Sunday 14th March, 2010
LATEST

October

by James Edward Leach

Anna had read somewhere, sometime, that London was like a fog, and on the first of the October mornings such as this one, she believed it. It was everywhere, though right now it was blanketing the garden with the promise that in fifteen minutes it would be gone, leaving behind those initial, crisp winter days, where you could step out of the house and allow all your senses, for one shiny moment, to anticipate Bonfire Night, or Christmas. Or, she wondered, was that the catalogues talking, the crowds on Oxford Street, already clamouring, bustling past one another in preparation for one day in their numerous but homogenous lives. When talking about Christmas to Paul, the discussion about presents was there, on her lips. Yet in her head, she would find herself wondering why they, their neighbours, Londoners, human beings in general, couldn’t just live there and then on a crisp day in October. When Paul went out of the house every morning, he was moving, always moving towards the next day, the next week. It didn’t seem fair to her. So she, in her own quiet way had begun to rebel. She washed the dishes this morning, looking out across the fog lifting from the garden, and worked with deliberate slowness. The water was hot, it pinched at her hands and she would sometimes lift one hand from beneath the bubbles and stare at the skin, for fear it was becoming dry, chapped. In the living room, a talk show blared from the television, far too early for mornings such as this, when one can imagine what it must have been like to live without televisions and their Argos Christmases.

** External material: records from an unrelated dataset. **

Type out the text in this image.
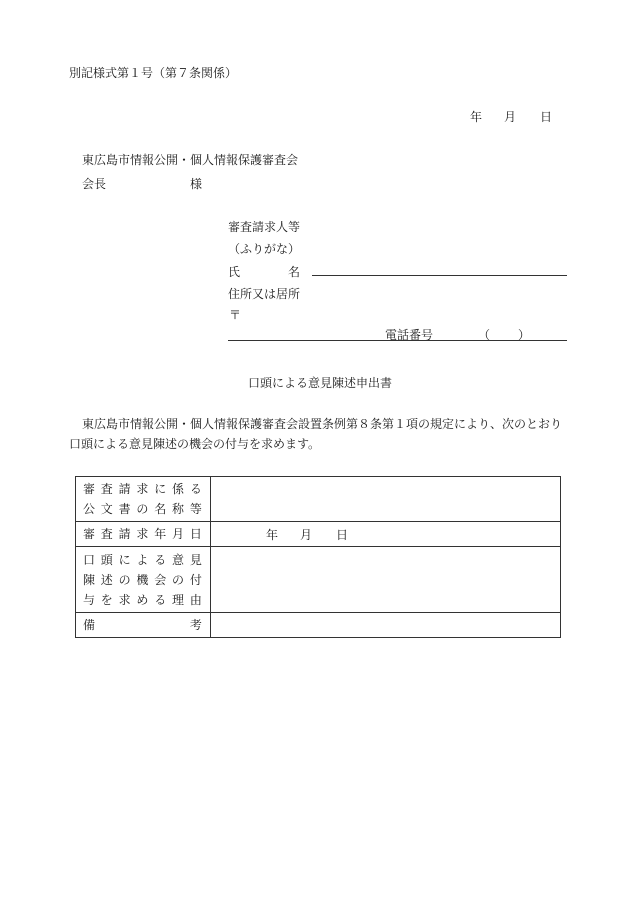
別記様式第１号（第７条関係）
年 月 日
東広島市情報公開・個人情報保護審査会
会長	様
審査請求人等
（ふりがな）
氏	名
住所又は居所
〒
電話番号	（ ）
口頭による意見陳述申出書
東広島市情報公開・個人情報保護審査会設置条例第８条第１項の規定により、次のとおり
口頭による意見陳述の機会の付与を求めます。
審査請求に係る
公文書の名称等	

審査請求年月日	年 月 日

口頭による意見
陳述の機会の付
与を求める理由	

備考	
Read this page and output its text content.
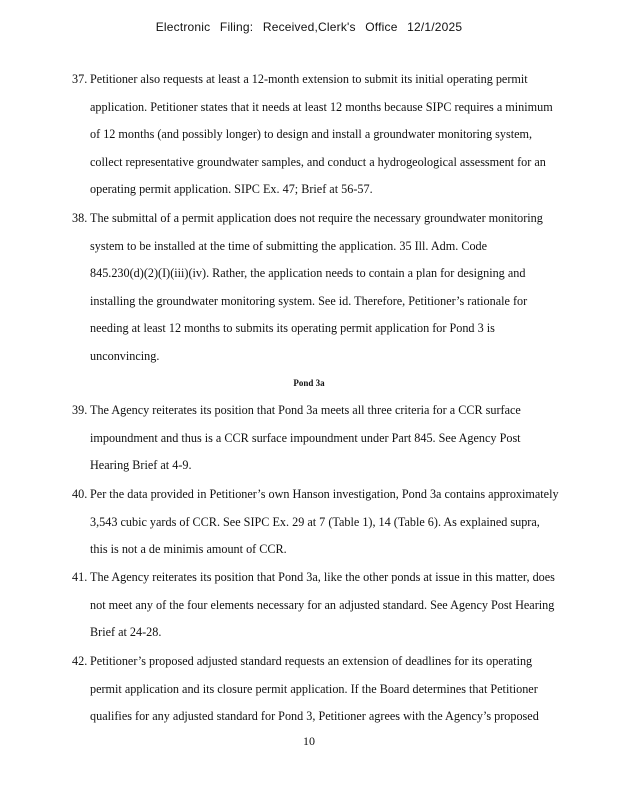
Electronic Filing: Received,Clerk's Office 12/1/2025
37. Petitioner also requests at least a 12-month extension to submit its initial operating permit
application. Petitioner states that it needs at least 12 months because SIPC requires a minimum
of 12 months (and possibly longer) to design and install a groundwater monitoring system,
collect representative groundwater samples, and conduct a hydrogeological assessment for an
operating permit application. SIPC Ex. 47; Brief at 56-57.
38. The submittal of a permit application does not require the necessary groundwater monitoring
system to be installed at the time of submitting the application. 35 Ill. Adm. Code
845.230(d)(2)(I)(iii)(iv). Rather, the application needs to contain a plan for designing and
installing the groundwater monitoring system. See id. Therefore, Petitioner’s rationale for
needing at least 12 months to submits its operating permit application for Pond 3 is
unconvincing.
Pond 3a
39. The Agency reiterates its position that Pond 3a meets all three criteria for a CCR surface
impoundment and thus is a CCR surface impoundment under Part 845. See Agency Post
Hearing Brief at 4-9.
40. Per the data provided in Petitioner’s own Hanson investigation, Pond 3a contains approximately
3,543 cubic yards of CCR. See SIPC Ex. 29 at 7 (Table 1), 14 (Table 6). As explained supra,
this is not a de minimis amount of CCR.
41. The Agency reiterates its position that Pond 3a, like the other ponds at issue in this matter, does
not meet any of the four elements necessary for an adjusted standard. See Agency Post Hearing
Brief at 24-28.
42. Petitioner’s proposed adjusted standard requests an extension of deadlines for its operating
permit application and its closure permit application. If the Board determines that Petitioner
qualifies for any adjusted standard for Pond 3, Petitioner agrees with the Agency’s proposed
10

 The talk show host was yelling, because someone had been dishonest about their fidelity to their young girlfriend. She smiled to herself, that in the year her city had seen, there was still someone who could claim to know when a man, or men were lying about where they had been, or what they had or hadn’t done. Politicians, talk show hosts, the men of London town, they were all truth-tellers now, that had become their new art – the business of transparency.

 The fog lifted at about quarter to ten and she could suddenly remember where it had come from, why the October morning had struck her so. It was Tuesday morning during one of her first weeks of primary school and the air was duplicated in its crispness. The leaves were brown, trodden under a beech tree that sat directly outside her kindergarten classroom. The second activity of the morning was the one where they had to rub impressions of bark onto paper and she was scared that she wouldn’t get it finished before the bell rang, that time was slipping away from her then, as it was now. The air hit you when she walked out of the classroom and the warmth was comforting when she went home that night, because all there was to worry about was some spelling and the only thoughts were of jelly and custard, a pudding she could never replicate for her own children.

 She had tried to replicate the school though, with limited success. Emily, her youngest daughter had started at her own primary school, but this was a London primary school, with iron fences and some swings which looked as though they may fall over at any moment. After she had dropped Emily off at the kindergarten entrance, she went and sat on the swing, fully aware that five hundred children might be staring through their classroom at a grown woman on a swing dreaming of Octobers past.

 Paul dropped the children off, it was part of the movement, because in six hours he would pick them up again and all would be well and the evenings would draw in and the mornings grow indistinguishable from them. And she would do the washing up again, because she was a housewife and it said so, on every form, application she filled out. It was alright thought, because when the washing was done she planned on walking to the shops, slowly, taking in the October morning. She had an iPod, but she, unlike so many thousands of other Londoners, could not be expressionless and she would put Carly Simon on and walk to the shops with a wry smile on her face, which betrayed the secret that she alone was listening to it.  She wasn’t trendy but it didn’t matter to her, because that morning, and every morning, she was a housewife who had grown up and learnt how to slow down time.